João Aurélio e Maria Antónia há muito que ambicionavam uma mudança política em Portugal. A mulher está grávida e, quis o acaso, dá à luz uma menina na madrugada de 25 de Abril de 1974. Catarina vinga, a mãe não. A partir desse momento, João Aurélio torna-se um desistente e vai renunciar a tudo, ao desígnio da mudança, à sua militância política ligada ao Partido Comunista Português, inclusive à própria filha, entregue à guarda de uns tios desde então. Inteligente, profundamente independente e livre, Catarina tornar-se-á uma aluna brilhante e, mais tarde, uma professora universitária estimada pelos alunos e reconhecida pelos seus pares. Mas a sua vida será sempre feita de incertezas e desassossego, pautada pela busca de respostas para o que representa para si o 25 de Abril, se a data do seu nascimento ou apenas a data de uma revolução.
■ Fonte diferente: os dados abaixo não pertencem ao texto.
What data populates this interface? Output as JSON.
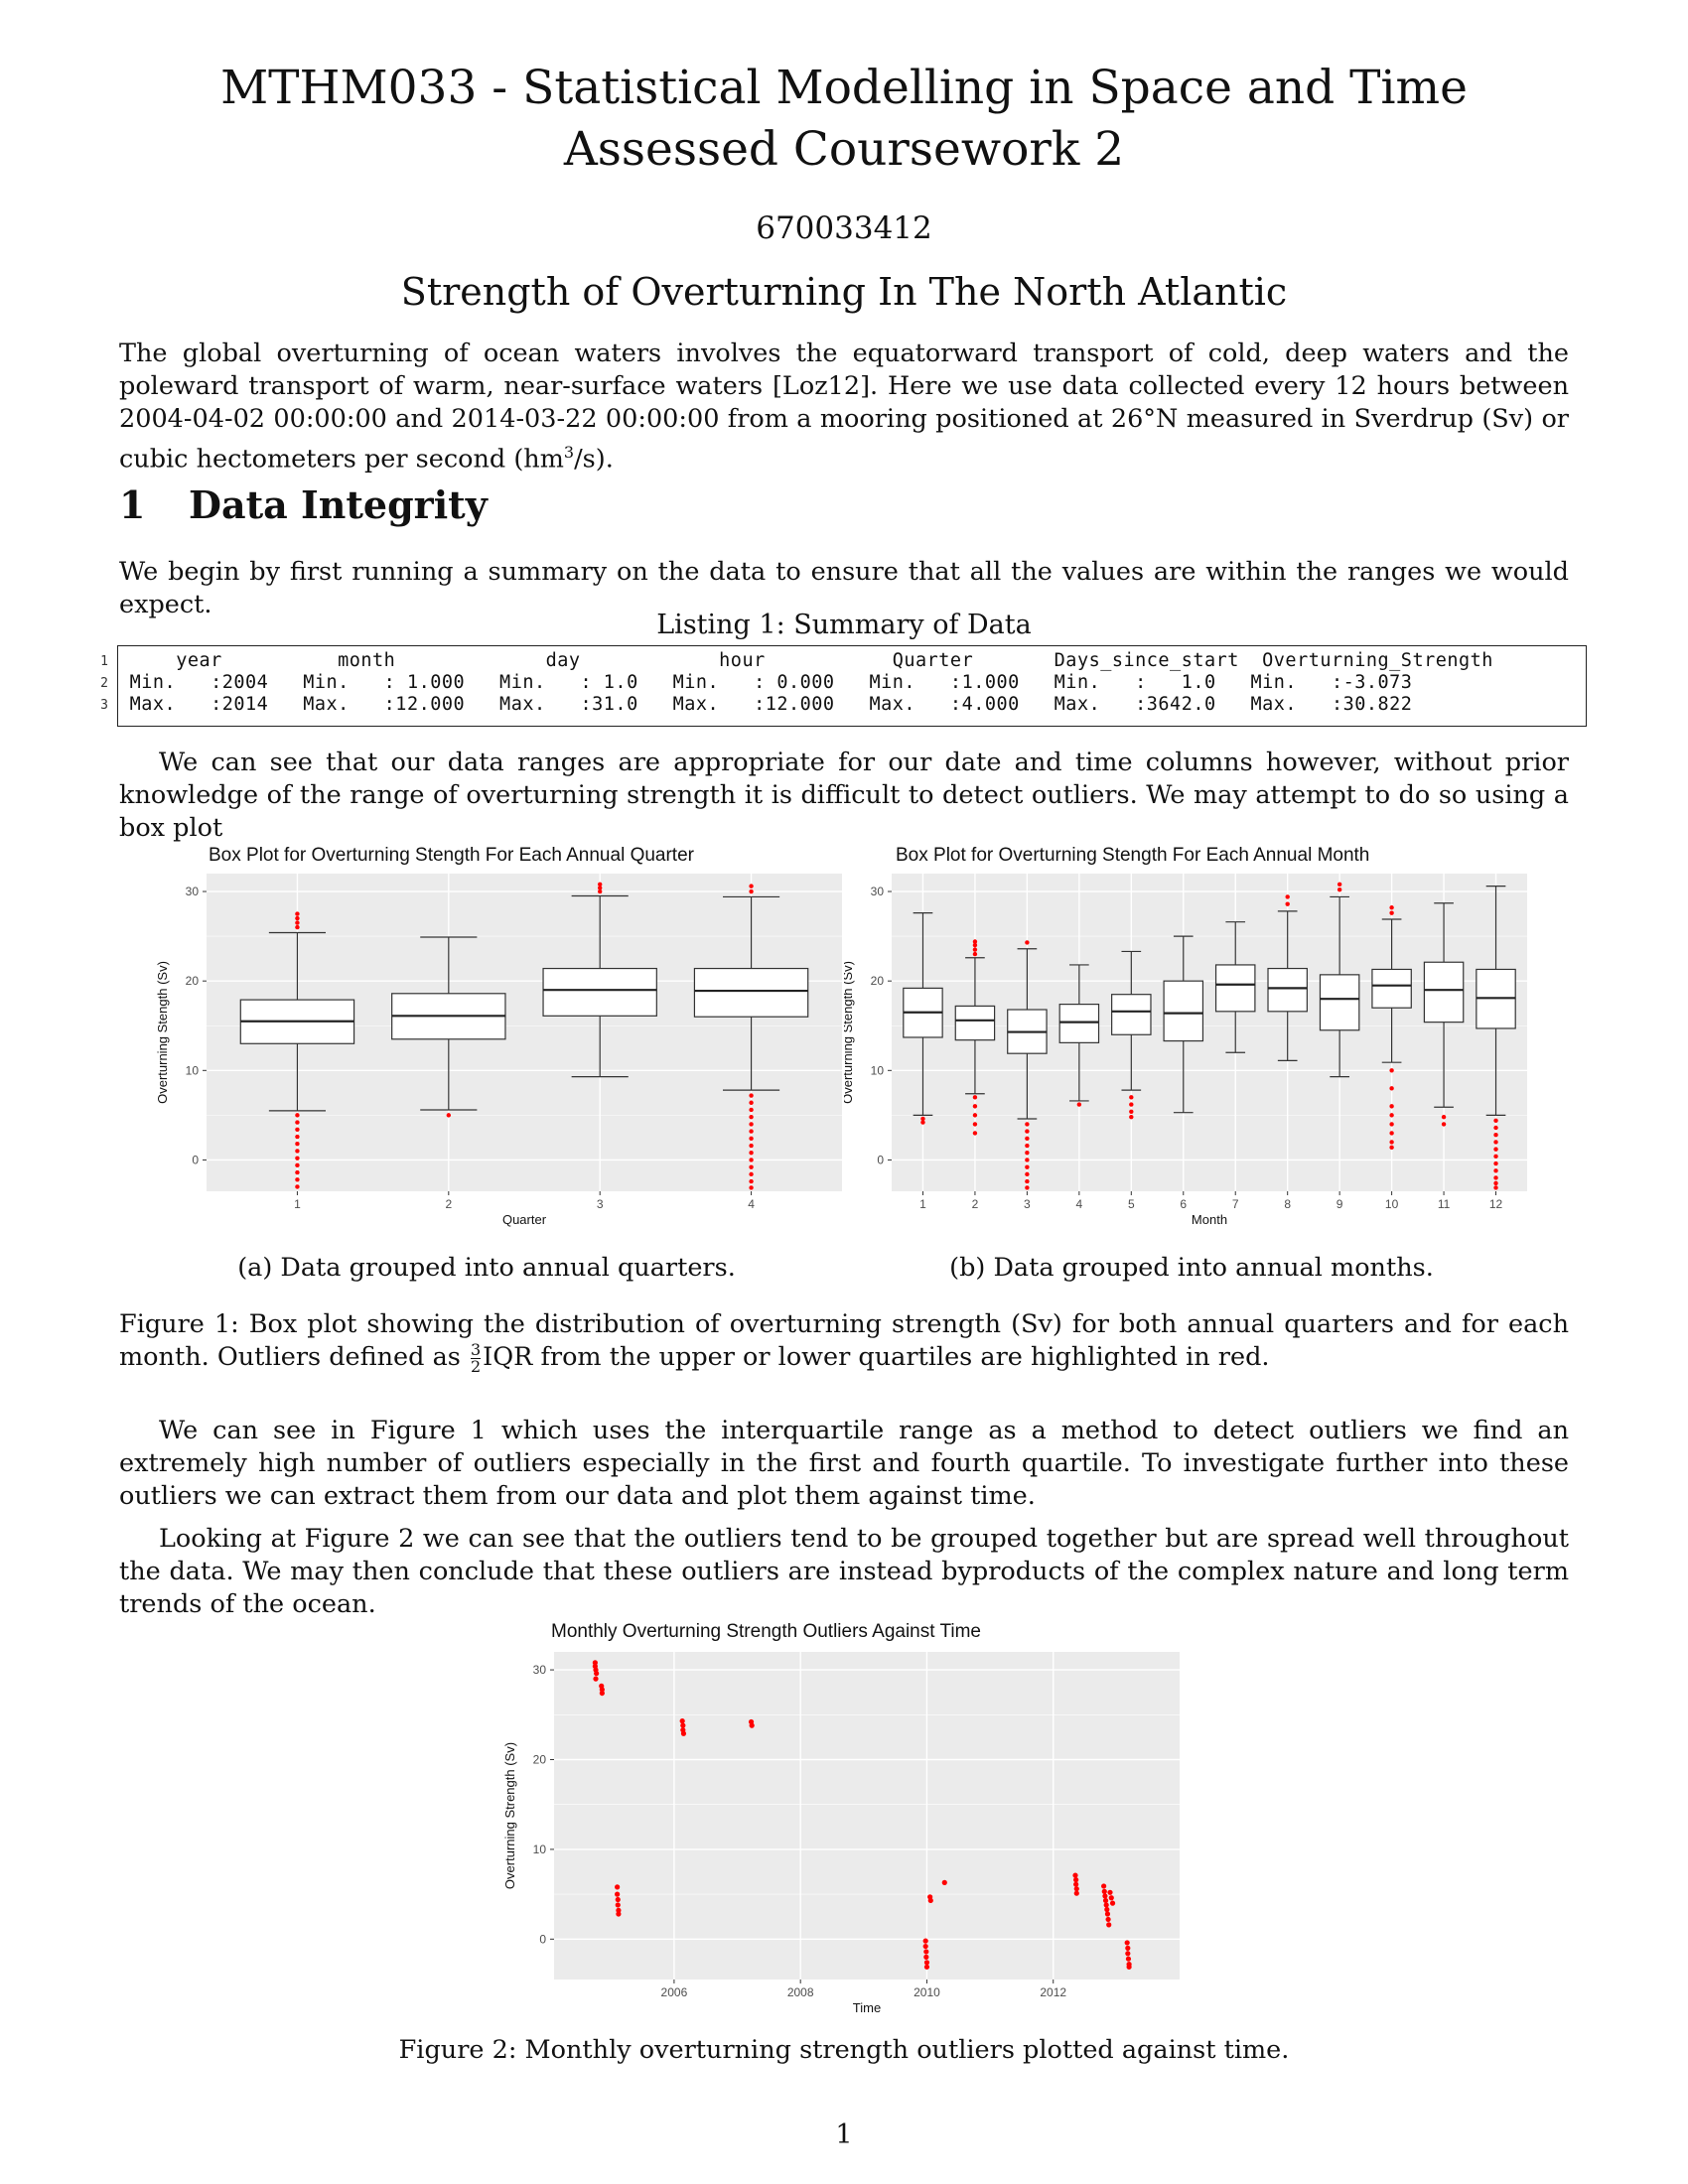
{
  "header": {
    "title_line1": "MTHM033 - Statistical Modelling in Space and Time",
    "title_line2": "Assessed Coursework 2",
    "student_id": "670033412",
    "subtitle": "Strength of Overturning In The North Atlantic"
  },
  "intro": {
    "text_before_sup": "The global overturning of ocean waters involves the equatorward transport of cold, deep waters and the poleward transport of warm, near-surface waters [Loz12]. Here we use data collected every 12 hours between 2004-04-02 00:00:00 and 2014-03-22 00:00:00 from a mooring positioned at 26°N measured in Sverdrup (Sv) or cubic hectometers per second (hm",
    "sup": "3",
    "text_after_sup": "/s)."
  },
  "section1": {
    "number": "1",
    "title": "Data Integrity",
    "para1": "We begin by first running a summary on the data to ensure that all the values are within the ranges we would expect.",
    "listing_caption": "Listing 1: Summary of Data",
    "listing_lines": [
      {
        "num": "1",
        "text": "     year          month             day            hour           Quarter       Days_since_start  Overturning_Strength"
      },
      {
        "num": "2",
        "text": " Min.   :2004   Min.   : 1.000   Min.   : 1.0   Min.   : 0.000   Min.   :1.000   Min.   :   1.0   Min.   :-3.073"
      },
      {
        "num": "3",
        "text": " Max.   :2014   Max.   :12.000   Max.   :31.0   Max.   :12.000   Max.   :4.000   Max.   :3642.0   Max.   :30.822"
      }
    ],
    "para2": "We can see that our data ranges are appropriate for our date and time columns however, without prior knowledge of the range of overturning strength it is difficult to detect outliers. We may attempt to do so using a box plot",
    "fig1a_caption": "(a) Data grouped into annual quarters.",
    "fig1b_caption": "(b) Data grouped into annual months.",
    "fig1_caption_part1": "Figure 1: Box plot showing the distribution of overturning strength (Sv) for both annual quarters and for each month. Outliers defined as ",
    "fig1_frac_num": "3",
    "fig1_frac_den": "2",
    "fig1_caption_part2": "IQR from the upper or lower quartiles are highlighted in red.",
    "para3": "We can see in Figure 1 which uses the interquartile range as a method to detect outliers we find an extremely high number of outliers especially in the first and fourth quartile. To investigate further into these outliers we can extract them from our data and plot them against time.",
    "para4": "Looking at Figure 2 we can see that the outliers tend to be grouped together but are spread well throughout the data. We may then conclude that these outliers are instead byproducts of the complex nature and long term trends of the ocean.",
    "fig2_caption": "Figure 2: Monthly overturning strength outliers plotted against time."
  },
  "page_number": "1",
  "colors": {
    "panel_bg": "#ebebeb",
    "grid": "#ffffff",
    "outlier": "#ff0000",
    "box_line": "#333333"
  },
  "chart_data": [
    {
      "type": "box",
      "title": "Box Plot for Overturning Stength For Each Annual Quarter",
      "xlabel": "Quarter",
      "ylabel": "Overturning Stength (Sv)",
      "ylim": [
        -3.5,
        32
      ],
      "yticks": [
        0,
        10,
        20,
        30
      ],
      "categories": [
        "1",
        "2",
        "3",
        "4"
      ],
      "boxes": [
        {
          "low": 5.5,
          "q1": 13.0,
          "median": 15.5,
          "q3": 17.9,
          "high": 25.4,
          "outliers": [
            26.0,
            26.5,
            27.0,
            27.5,
            5.0,
            4.2,
            3.4,
            2.6,
            1.8,
            1.0,
            0.2,
            -0.6,
            -1.4,
            -2.2,
            -3.0
          ]
        },
        {
          "low": 5.6,
          "q1": 13.5,
          "median": 16.1,
          "q3": 18.6,
          "high": 24.9,
          "outliers": [
            5.0
          ]
        },
        {
          "low": 9.3,
          "q1": 16.1,
          "median": 19.0,
          "q3": 21.4,
          "high": 29.5,
          "outliers": [
            30.0,
            30.4,
            30.8
          ]
        },
        {
          "low": 7.8,
          "q1": 16.0,
          "median": 18.9,
          "q3": 21.4,
          "high": 29.4,
          "outliers": [
            30.0,
            30.6,
            7.2,
            6.4,
            5.6,
            4.8,
            4.0,
            3.2,
            2.4,
            1.6,
            0.8,
            0.0,
            -0.8,
            -1.6,
            -2.4,
            -3.1
          ]
        }
      ]
    },
    {
      "type": "box",
      "title": "Box Plot for Overturning Stength For Each Annual Month",
      "xlabel": "Month",
      "ylabel": "Overturning Stength (Sv)",
      "ylim": [
        -3.5,
        32
      ],
      "yticks": [
        0,
        10,
        20,
        30
      ],
      "categories": [
        "1",
        "2",
        "3",
        "4",
        "5",
        "6",
        "7",
        "8",
        "9",
        "10",
        "11",
        "12"
      ],
      "boxes": [
        {
          "low": 5.0,
          "q1": 13.7,
          "median": 16.5,
          "q3": 19.2,
          "high": 27.6,
          "outliers": [
            4.6,
            4.2
          ]
        },
        {
          "low": 7.4,
          "q1": 13.4,
          "median": 15.6,
          "q3": 17.2,
          "high": 22.6,
          "outliers": [
            23.0,
            23.5,
            24.0,
            24.4,
            7.0,
            6.0,
            5.0,
            4.0,
            3.0
          ]
        },
        {
          "low": 4.6,
          "q1": 11.9,
          "median": 14.3,
          "q3": 16.8,
          "high": 23.6,
          "outliers": [
            24.3,
            4.0,
            3.2,
            2.4,
            1.6,
            0.8,
            0.0,
            -0.8,
            -1.6,
            -2.4,
            -3.1
          ]
        },
        {
          "low": 6.6,
          "q1": 13.1,
          "median": 15.4,
          "q3": 17.4,
          "high": 21.8,
          "outliers": [
            6.2
          ]
        },
        {
          "low": 7.8,
          "q1": 14.0,
          "median": 16.6,
          "q3": 18.5,
          "high": 23.3,
          "outliers": [
            7.0,
            6.2,
            5.4,
            4.8
          ]
        },
        {
          "low": 5.3,
          "q1": 13.3,
          "median": 16.4,
          "q3": 20.0,
          "high": 25.0,
          "outliers": []
        },
        {
          "low": 12.0,
          "q1": 16.6,
          "median": 19.6,
          "q3": 21.8,
          "high": 26.6,
          "outliers": []
        },
        {
          "low": 11.1,
          "q1": 16.6,
          "median": 19.2,
          "q3": 21.4,
          "high": 27.8,
          "outliers": [
            28.6,
            29.4
          ]
        },
        {
          "low": 9.3,
          "q1": 14.5,
          "median": 18.0,
          "q3": 20.7,
          "high": 29.4,
          "outliers": [
            30.2,
            30.8
          ]
        },
        {
          "low": 10.9,
          "q1": 17.0,
          "median": 19.5,
          "q3": 21.3,
          "high": 26.9,
          "outliers": [
            27.6,
            28.2,
            10.0,
            8.0,
            6.0,
            5.0,
            4.0,
            3.0,
            2.0,
            1.4
          ]
        },
        {
          "low": 5.9,
          "q1": 15.4,
          "median": 19.0,
          "q3": 22.1,
          "high": 28.7,
          "outliers": [
            4.8,
            4.0
          ]
        },
        {
          "low": 5.0,
          "q1": 14.7,
          "median": 18.1,
          "q3": 21.3,
          "high": 30.6,
          "outliers": [
            4.4,
            3.6,
            2.8,
            2.0,
            1.2,
            0.4,
            -0.4,
            -1.2,
            -2.0,
            -2.6,
            -3.1
          ]
        }
      ]
    },
    {
      "type": "scatter",
      "title": "Monthly Overturning Strength Outliers Against Time",
      "xlabel": "Time",
      "ylabel": "Overturning Strength (Sv)",
      "xlim": [
        2004.1,
        2014.0
      ],
      "ylim": [
        -4.5,
        32
      ],
      "xticks": [
        2006,
        2008,
        2010,
        2012
      ],
      "yticks": [
        0,
        10,
        20,
        30
      ],
      "points": [
        [
          2004.75,
          30.8
        ],
        [
          2004.75,
          30.4
        ],
        [
          2004.76,
          30.0
        ],
        [
          2004.77,
          29.6
        ],
        [
          2004.76,
          29.0
        ],
        [
          2004.85,
          28.2
        ],
        [
          2004.86,
          27.8
        ],
        [
          2004.86,
          27.4
        ],
        [
          2005.1,
          5.8
        ],
        [
          2005.1,
          5.0
        ],
        [
          2005.11,
          4.4
        ],
        [
          2005.11,
          3.8
        ],
        [
          2005.12,
          3.2
        ],
        [
          2005.12,
          2.8
        ],
        [
          2006.13,
          24.3
        ],
        [
          2006.14,
          23.8
        ],
        [
          2006.14,
          23.3
        ],
        [
          2006.15,
          22.9
        ],
        [
          2007.22,
          24.2
        ],
        [
          2007.23,
          23.8
        ],
        [
          2009.98,
          -0.2
        ],
        [
          2009.98,
          -0.8
        ],
        [
          2009.99,
          -1.4
        ],
        [
          2009.99,
          -2.0
        ],
        [
          2010.0,
          -2.6
        ],
        [
          2010.0,
          -3.1
        ],
        [
          2010.05,
          4.7
        ],
        [
          2010.06,
          4.3
        ],
        [
          2010.28,
          6.3
        ],
        [
          2012.35,
          7.1
        ],
        [
          2012.36,
          6.6
        ],
        [
          2012.36,
          6.1
        ],
        [
          2012.37,
          5.6
        ],
        [
          2012.37,
          5.1
        ],
        [
          2012.8,
          5.9
        ],
        [
          2012.81,
          5.3
        ],
        [
          2012.82,
          4.8
        ],
        [
          2012.83,
          4.3
        ],
        [
          2012.84,
          3.8
        ],
        [
          2012.85,
          3.3
        ],
        [
          2012.86,
          2.8
        ],
        [
          2012.87,
          2.2
        ],
        [
          2012.88,
          1.6
        ],
        [
          2012.9,
          5.2
        ],
        [
          2012.92,
          4.6
        ],
        [
          2012.94,
          4.0
        ],
        [
          2013.17,
          -0.4
        ],
        [
          2013.18,
          -1.0
        ],
        [
          2013.18,
          -1.6
        ],
        [
          2013.19,
          -2.2
        ],
        [
          2013.2,
          -2.8
        ],
        [
          2013.2,
          -3.1
        ]
      ]
    }
  ]
}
É esta questão, que ela interioriza ao longo da vida, que nos irá dar a imagem de um Portugal novo mas, também ele, à procura da sua identidade.

Estimulado pela aproximação dos 50 anos do 25 de Abril, Álvaro Laborinho Lúcio regressa ao convívio dos leitores com um novo livro, “As Sombras de Uma Azinheira”, no qual adopta como eixo central o fim da ditadura e a conquista da liberdade. Este é o ponto de partida para uma reflexão, em forma de romance, sobre as mudanças que a sociedade experimentou e o que significa, no presente, viver em democracia. Furtando-se ao debate político, deixando nas mãos do leitor a responsabilidade de tecer os seus próprios juízos sobre os 45 anos que antecederam o 25 Abril de 1974 e os 45 anos que lhe sucederam, o autor pede-lhe que olhe para as lutas de uma classe média comum empenhada em combater o fascismo e derrubar a ditadura e perceba de que forma a redefinição da identidade de um país se cruza com a sua própria definição enquanto parte integrante deste Portugal de Abril.

Fazendo do romance uma forma de intervenção política e cívica, Álvaro Laborinho Lúcio oferece-nos um belo livro, hábil nas considerações que tece à forma como o país evoluiu e na construção de pontes com o leitor que o possam implicar nesse processo. Entre resistentes, desistentes, lutadores, acomodados, intransigentes, descontentes ou inquietos, aqueles que atravessámos Abril ou que já nascemos em democracia somos responsáveis pelo país que ajudámos a construir. Respondendo a Álvaro Laborinho Lúcio e às questões que o livro levanta, tenho a noção de que as minhas escolhas pessoais reflectem o peso (a espessura?) da democracia e tenho (terei?) os políticos que mereço. Mas desfiz-me de mordaças, sou livre de pensar e de agir, participo na tomada de decisões, ajudo a fazer face a novas necessidades sociais e dou o meu contributo para a construção da acção colectiva, o que não é pouco se pensarmos no que tínhamos antes do 25 de Abril. Mas isto - por meu livre pensamento - sou eu a dizê-lo.